If the quotes sent from the NYSE were stuck in a queue for transmission and time stamped ONLY when exiting the queue, then all data inconsistencies disappear and things make sense. In fact, this very situation occurred on 2 separate occasions at October 30, 2009, and again on January 28, 2010. (See Part 2, Previous Occurrences).
Charting the bid/ask cross counts for those two days reveals the same pattern as 5/6! Looking at the details of the trade and quote data on those days shows the same time stamp/price inconsistencies.
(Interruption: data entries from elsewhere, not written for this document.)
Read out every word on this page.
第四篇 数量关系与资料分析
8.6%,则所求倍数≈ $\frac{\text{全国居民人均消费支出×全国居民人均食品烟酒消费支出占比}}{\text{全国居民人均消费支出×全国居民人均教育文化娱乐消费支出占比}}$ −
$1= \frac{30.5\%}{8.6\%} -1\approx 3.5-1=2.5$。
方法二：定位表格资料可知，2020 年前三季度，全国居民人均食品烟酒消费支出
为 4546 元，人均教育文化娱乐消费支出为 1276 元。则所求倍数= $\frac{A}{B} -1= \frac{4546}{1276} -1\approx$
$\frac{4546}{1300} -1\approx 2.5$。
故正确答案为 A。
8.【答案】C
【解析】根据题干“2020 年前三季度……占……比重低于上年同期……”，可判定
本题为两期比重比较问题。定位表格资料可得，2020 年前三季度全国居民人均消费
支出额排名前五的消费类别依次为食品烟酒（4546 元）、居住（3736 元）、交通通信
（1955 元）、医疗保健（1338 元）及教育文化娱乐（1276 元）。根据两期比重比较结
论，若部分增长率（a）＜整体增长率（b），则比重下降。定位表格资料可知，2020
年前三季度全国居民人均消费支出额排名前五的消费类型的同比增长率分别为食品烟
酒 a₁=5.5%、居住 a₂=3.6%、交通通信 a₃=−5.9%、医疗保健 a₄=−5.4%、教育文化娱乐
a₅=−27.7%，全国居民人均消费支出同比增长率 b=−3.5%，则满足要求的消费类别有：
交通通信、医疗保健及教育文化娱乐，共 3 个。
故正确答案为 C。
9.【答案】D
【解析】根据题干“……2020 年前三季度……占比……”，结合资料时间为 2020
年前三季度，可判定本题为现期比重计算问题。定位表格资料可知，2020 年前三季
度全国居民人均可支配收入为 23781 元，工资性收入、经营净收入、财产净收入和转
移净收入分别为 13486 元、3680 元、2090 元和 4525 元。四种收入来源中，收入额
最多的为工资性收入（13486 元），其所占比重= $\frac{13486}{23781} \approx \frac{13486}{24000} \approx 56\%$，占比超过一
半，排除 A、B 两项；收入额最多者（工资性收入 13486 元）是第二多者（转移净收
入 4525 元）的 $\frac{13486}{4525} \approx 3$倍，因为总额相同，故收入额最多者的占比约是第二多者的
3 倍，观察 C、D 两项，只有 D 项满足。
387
The NYSE stated that during the same intervals, they were experiencing delays in disseminating their quotes!
In summary, quotes from NYSE began to queue, but because they were time stamped after exiting the queue, the delay was undetectable to systems processing those quotes. On 05/06/2010 the delay was enough to cause the NYSE bid to be just slightly higher than the lowest offer price from competing exchanges, but small enough that is was difficult to detect (See Part 3, The Evidence). This caused sell order flow to route to NYSE -- thus removing any buying power that existed on other exchanges. When these sell orders arrived at NYSE, the actual bid price was lower because new lower quotes were still waiting to exit a queue for dissemination.
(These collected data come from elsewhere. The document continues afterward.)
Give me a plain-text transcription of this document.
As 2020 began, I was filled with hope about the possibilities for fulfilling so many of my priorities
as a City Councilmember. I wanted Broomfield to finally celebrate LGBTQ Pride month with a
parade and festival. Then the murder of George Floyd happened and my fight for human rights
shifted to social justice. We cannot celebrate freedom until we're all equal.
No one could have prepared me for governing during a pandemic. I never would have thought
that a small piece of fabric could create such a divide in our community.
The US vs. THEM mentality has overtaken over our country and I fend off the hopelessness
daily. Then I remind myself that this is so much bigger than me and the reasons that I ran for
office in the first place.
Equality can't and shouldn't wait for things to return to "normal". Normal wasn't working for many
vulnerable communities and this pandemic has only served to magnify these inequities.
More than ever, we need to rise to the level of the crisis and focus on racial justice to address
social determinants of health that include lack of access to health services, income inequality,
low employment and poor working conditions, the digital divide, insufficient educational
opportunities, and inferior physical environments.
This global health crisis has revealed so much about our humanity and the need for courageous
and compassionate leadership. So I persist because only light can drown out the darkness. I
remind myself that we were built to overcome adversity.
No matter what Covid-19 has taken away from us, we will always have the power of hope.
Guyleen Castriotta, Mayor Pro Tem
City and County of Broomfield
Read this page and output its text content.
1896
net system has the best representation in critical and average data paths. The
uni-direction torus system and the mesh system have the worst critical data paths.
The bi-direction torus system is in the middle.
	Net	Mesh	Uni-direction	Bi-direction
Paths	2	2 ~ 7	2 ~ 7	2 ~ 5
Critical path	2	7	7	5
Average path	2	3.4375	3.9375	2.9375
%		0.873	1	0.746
The key to the problem seems to me to be the various other markets cross-linked to the New York Stock Exchange and the problems caused when there was a delay in some but not all of the linkages. For those of you not familiar with computers, that is what the statement
"If the quotes sent from the NYSE were stuck in a queue for transmission " means. Quotes that buyers and sellers depend on to make buy and sell decisions were lined up and not moving (stuck in the queue) making the buy and sell decisions made outside the New York Stock Exchange based on bad (delayed) data.
Computer trading depends on this instant transmission of data to operate. Because the computers supposedly have the very latest quotes sooner than other buyers and sellers in the market they can be programmed to buy or sell sooner than anyone else. That's how the computers perform the arbitrage function between different markets and supposedly keep prices on the different markets in
synch within milliseconds.
I have NOT dug into all this data to make sure of its accuracy and guaranteed that each of the analysts or groups I am quoting performed good analysis. All I am saying is that the reports I have posted here make sense to me.
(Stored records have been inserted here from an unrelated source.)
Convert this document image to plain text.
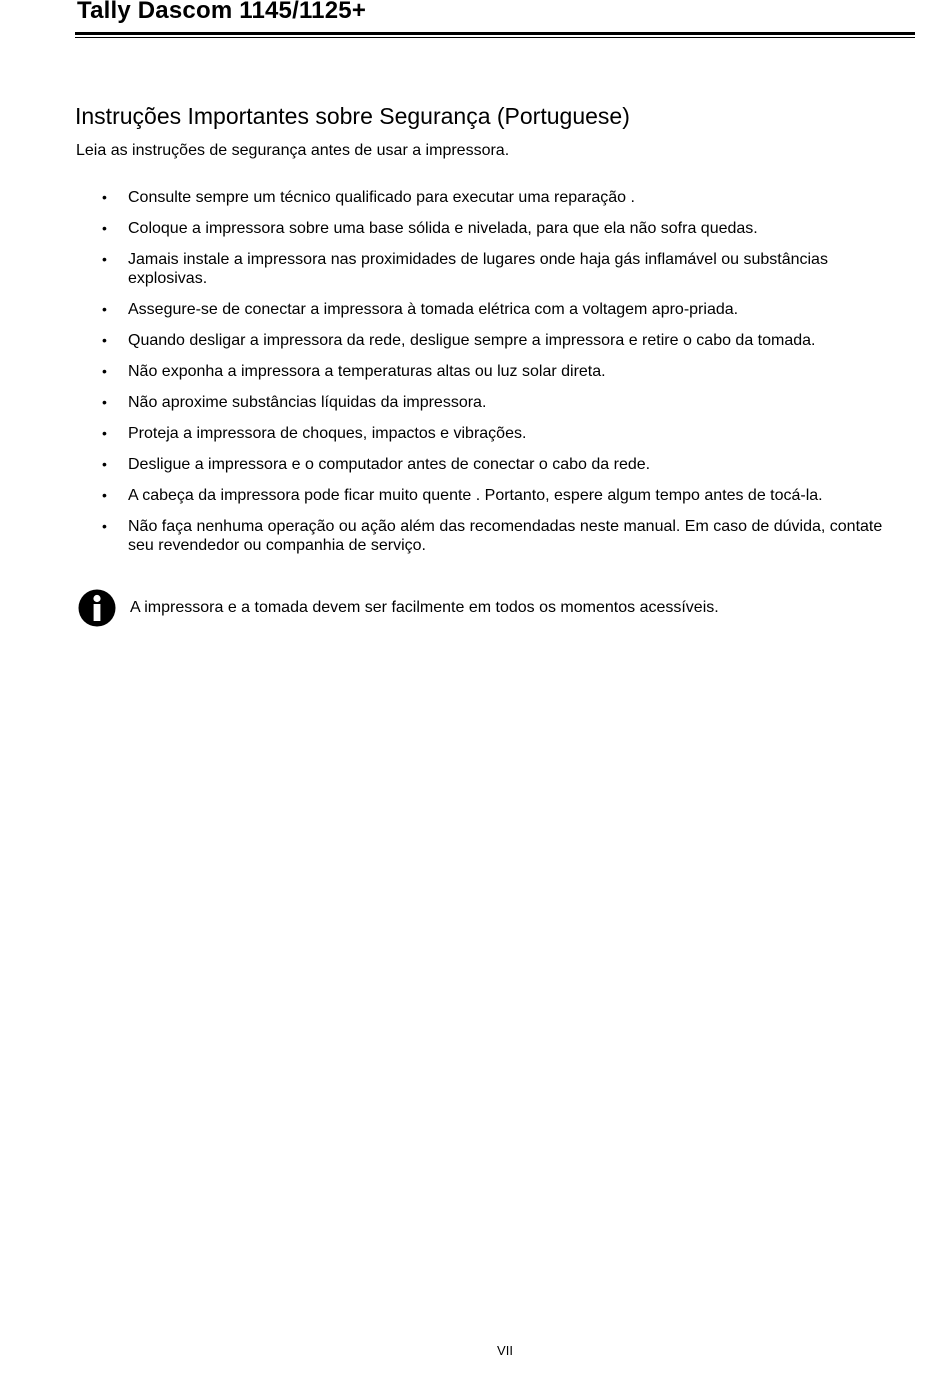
Tally Dascom 1145/1125+
Instruções Importantes sobre Segurança (Portuguese)

Leia as instruções de segurança antes de usar a impressora.

• Consulte sempre um técnico qualificado para executar uma reparação .
• Coloque a impressora sobre uma base sólida e nivelada, para que ela não sofra quedas.
• Jamais instale a impressora nas proximidades de lugares onde haja gás inflamável ou substâncias explosivas.
• Assegure-se de conectar a impressora à tomada elétrica com a voltagem apro-priada.
• Quando desligar a impressora da rede, desligue sempre a impressora e retire o cabo da tomada.
• Não exponha a impressora a temperaturas altas ou luz solar direta.
• Não aproxime substâncias líquidas da impressora.
• Proteja a impressora de choques, impactos e vibrações.
• Desligue a impressora e o computador antes de conectar o cabo da rede.
• A cabeça da impressora pode ficar muito quente . Portanto, espere algum tempo antes de tocá-la.
• Não faça nenhuma operação ou ação além das recomendadas neste manual. Em caso de dúvida, contate seu revendedor ou companhia de serviço.
A impressora e a tomada devem ser facilmente em todos os momentos acessíveis.
VII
This is very similar to the set of cascading power problems that
took down the Northeast power grid in 2003. Both appear to be problems when a massive interconnected system suddenly gets unbalanced demands on part of the system that are fed back into the overall system and causing a cascade failure. The initial cause this time is of course different from that of the power failure, but the problems caused when one part of the system did not reacting promptly created strains on other parts of the system. When an portion of the system failed it then increased the strains thrown onto the rest of the system. The system here is the group of 9 exchanges that route orders to NYSE listed stocks: NYSE,
Nasdaq,
ISE, BATS, Boston, Cincinnati (National Stock Exchange),
CBOE,
ARCA and Chicago. In this case, the New York Stock Exchange was the recipient of massive number of buy and sell orders caused by delays in quotes sent to the computers doing computerized trading.
The problem seems to me to be one of unbalanced workloads. If somehow regulations are put into place that prevent delayed quotes from causing outlandish workloads (orders to buy and sell instantly) on a single part of the system, then I suspect that such regulations will only solve the problem for delays in communications between the various markets. That is not to say that there aren't other possible causes of unbalanced loads screaming through the system in the future.